Co je prezydent USA: bardziej niepokojąca strona diety Donalda Trumpa
Powrót Donalda Trumpa do Białego Domu niesie ze sobą nie tylko zmiany polityczne, ale także ponowne skupienie się na jego diecie, która wywołała kontrowersje od czasu jego pierwszej kadencji. Za jego uwielbiającym fast-foody wizerunkiem publicznym kryje się świat ukrytych wysiłków w prezydenckich kuchniach, aby zrównoważyć jego dietę. Zagłębiamy się w jego przeszłość i zbieramy zeznania od szefów kuchni, którzy ściśle z nim współpracowali, aby rozwikłać tę kwestię.
Kulinarne dziedzictwo Cristety Comerford
Cristeta Comerford, szefowa kuchni Białego Domu przez 20 lat, stanęła przed wyzwaniem zaspokojenia gustów pięciu różnych prezydentów. Chociaż niedawno przeszła na emeryturę, jej czas w służbie Trumpa jasno pokazał, że fast food nie jest mile widziany w kuchniach prezydenckiej rezydencji."Robimy najlepszego cheeseburgera w historii i najlepsze frytki w historii" - powiedział BBC, ale zawsze ze świeżych, wysokiej jakości składników.
Według The New York Times, Comerford i jego zespół zostali zmuszeni do wykazania się kreatywnością. Podczas gdy Trump domagał się dań takich jak tacos i pieczeń mięsna, szefowie kuchni ukrywali zdrową żywność, taką jak komosa ryżowa, jarmuż i awokado w dodatkach i sosach. Eksperci wyjaśniają, że jest to skuteczna strategia poprawy diety bez zauważenia przez gości.
Pomimo plotek o jego zwolnieniu podczas pierwszej kadencji Trumpa, Comerford nadal wprowadzał innowacje w menu, wprowadzając zdrowe produkty, które nawet niektórzy goście opisywali jako "zaskakująco wyrafinowane".
Hamburgery, tacos i placki mięsne
Według szefa kuchni Andre Rusha, innego weterana kuchni Białego Domu, Trump rzadko jadał śniadania i koncentrował swoje posiłki na dużych kolacjach. Powtarzały się burgery i tacos, ale przygotowywano dla niego również bardziej wyszukane dania, takie jak łosoś, wykorzystując zalety tej ryby dla zdrowia układu sercowo-naczyniowego. Jednak jego zamiłowanie do sieci takich jak McDonald's i KFC pozostaje powszechnie znane.
CNN poinformowało, że podczas podróży prezydenckich Trump jadł "dietę kampanijną" składającą się głównie z Big Maców i skrzydełek z kurczaka. Ta preferencja kontrastuje z opcjami dla smakoszy oferowanymi w Białym Domu, podkreślając jego przywiązanie do fast foodów nawet w kontekstach, w których obfitują zdrowsze alternatywy.
W przeciwieństwie do innych prezydentów, którzy promowali zdrowe inicjatywy, takie jak Michelle Obama z jej walką z otyłością u dzieci, Trump reprezentuje przeciwny paradygmat. Jego dieta, bogata w tłuszcze nasycone, cukry i ultra przetworzoną żywność, została opisana jako "trucizna" przez takie osobistości jak Robert F. Kennedy Jr, który również skrytykował jego preferencje dla Coca-Coli zamiast wody.
Wpływ diety na zdrowie
Eksperci ds. żywienia ostrzegają, że dieta oparta na fast foodach może zwiększać ryzyko chorób układu krążenia, cukrzycy typu 2 i problemów metabolicznych. W wieku 78 lat Trump należy do grupy ryzyka, w której nawyki żywieniowe odgrywają kluczową rolę.
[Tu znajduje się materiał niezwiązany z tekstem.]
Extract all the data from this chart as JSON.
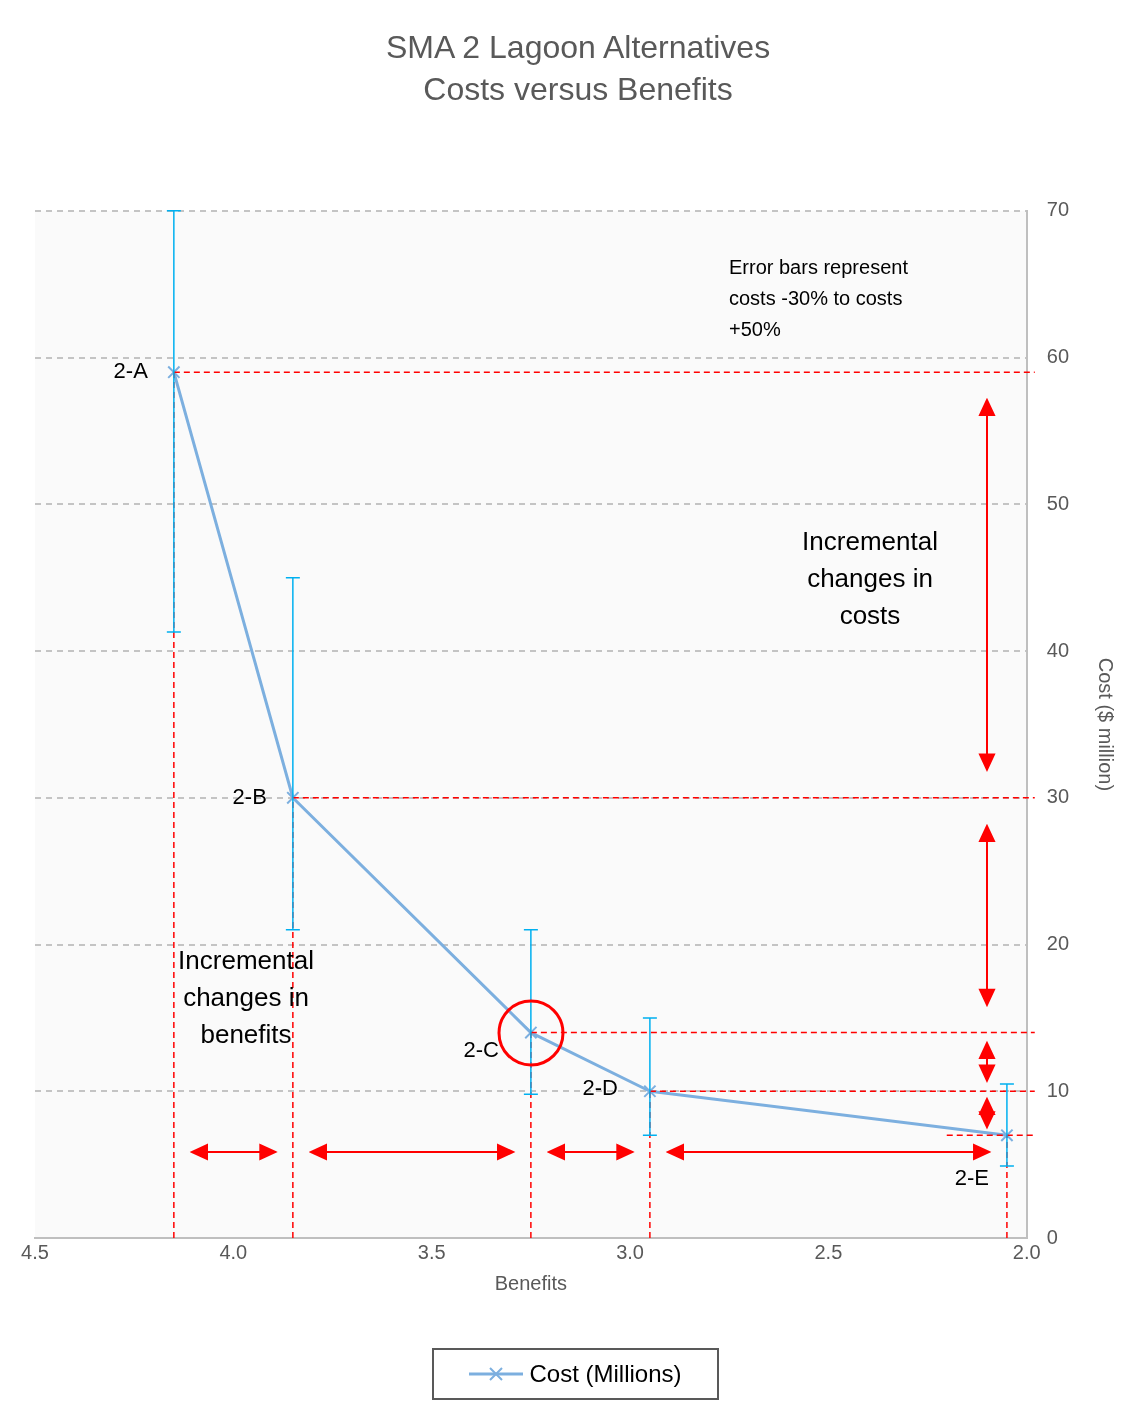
{
  "chart_data": {
    "type": "line",
    "title": "SMA 2 Lagoon Alternatives",
    "subtitle": "Costs versus Benefits",
    "xlabel": "Benefits",
    "ylabel": "Cost ($ million)",
    "x": [
      4.15,
      3.85,
      3.25,
      2.95,
      2.05
    ],
    "series": [
      {
        "name": "Cost (Millions)",
        "color": "#7cafdf",
        "values": [
          59,
          30,
          14,
          10,
          7
        ],
        "errors": [
          [
            41.3,
            70
          ],
          [
            21,
            45
          ],
          [
            9.8,
            21
          ],
          [
            7,
            15
          ],
          [
            4.9,
            10.5
          ]
        ]
      }
    ],
    "xlim": [
      4.5,
      2.0
    ],
    "xticks": [
      {
        "value": 4.5,
        "label": "4.5"
      },
      {
        "value": 4.0,
        "label": "4.0"
      },
      {
        "value": 3.5,
        "label": "3.5"
      },
      {
        "value": 3.0,
        "label": "3.0"
      },
      {
        "value": 2.5,
        "label": "2.5"
      },
      {
        "value": 2.0,
        "label": "2.0"
      }
    ],
    "ylim": [
      0,
      70
    ],
    "yticks": [
      0,
      10,
      20,
      30,
      40,
      50,
      60,
      70
    ],
    "grid": "y",
    "legend": "bottom",
    "marker": "cross",
    "line_style": "solid",
    "ref_lines": [
      {
        "axis": "x",
        "value": 4.15,
        "color": "#ff0000",
        "line_style": "dashed"
      },
      {
        "axis": "x",
        "value": 3.85,
        "color": "#ff0000",
        "line_style": "dashed"
      },
      {
        "axis": "x",
        "value": 3.25,
        "color": "#ff0000",
        "line_style": "dashed"
      },
      {
        "axis": "x",
        "value": 2.95,
        "color": "#ff0000",
        "line_style": "dashed"
      },
      {
        "axis": "x",
        "value": 2.05,
        "color": "#ff0000",
        "line_style": "dashed"
      },
      {
        "axis": "y",
        "value": 59,
        "color": "#ff0000",
        "line_style": "dashed"
      },
      {
        "axis": "y",
        "value": 30,
        "color": "#ff0000",
        "line_style": "dashed"
      },
      {
        "axis": "y",
        "value": 14,
        "color": "#ff0000",
        "line_style": "dashed"
      },
      {
        "axis": "y",
        "value": 10,
        "color": "#ff0000",
        "line_style": "dashed"
      },
      {
        "axis": "y",
        "value": 7,
        "color": "#ff0000",
        "line_style": "dashed"
      }
    ],
    "annotations": [
      {
        "text": "2-A",
        "x": 4.15,
        "y": 59
      },
      {
        "text": "2-B",
        "x": 3.85,
        "y": 30
      },
      {
        "text": "2-C",
        "x": 3.25,
        "y": 14
      },
      {
        "text": "2-D",
        "x": 2.95,
        "y": 10
      },
      {
        "text": "2-E",
        "x": 2.05,
        "y": 7
      },
      "Error bars represent costs -30% to costs +50%",
      "Incremental changes in costs",
      "Incremental changes in benefits"
    ]
  }
}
Dr Walter Willett, profesor żywienia na Uniwersytecie Harvarda, twierdzi, że "modyfikacja jego diety mogłaby wydłużyć jego oczekiwaną długość życia i poprawić jego zdolności poznawcze". Zmiana zakorzenionych nawyków jest jednak trudna, zwłaszcza dla tak upartej postaci jak Trump.
Czy nastąpi zmiana w jego drugiej kadencji?
Pytanie pozostaje w powietrzu. Chociaż jego szefowie kuchni mają za zadanie zbilansować jego dietę,Trump wydaje się niechętny do porzucenia swoich preferencji. Wyzwaniem dla kuchni Białego Domu będzie dostosowanie dań, które spełnią jego wymagania bez poświęcania jakości i zdrowia.
Z mieszanką ekscentryczności i troski, dieta Donalda Trumpa nie pozostawia nikogo obojętnym. Odzwierciedla ona jego gusta i osobowość, ale jest także zwierciadłem napięć między wygodą a potrzebą zdrowego odżywiania w życiu publicznym.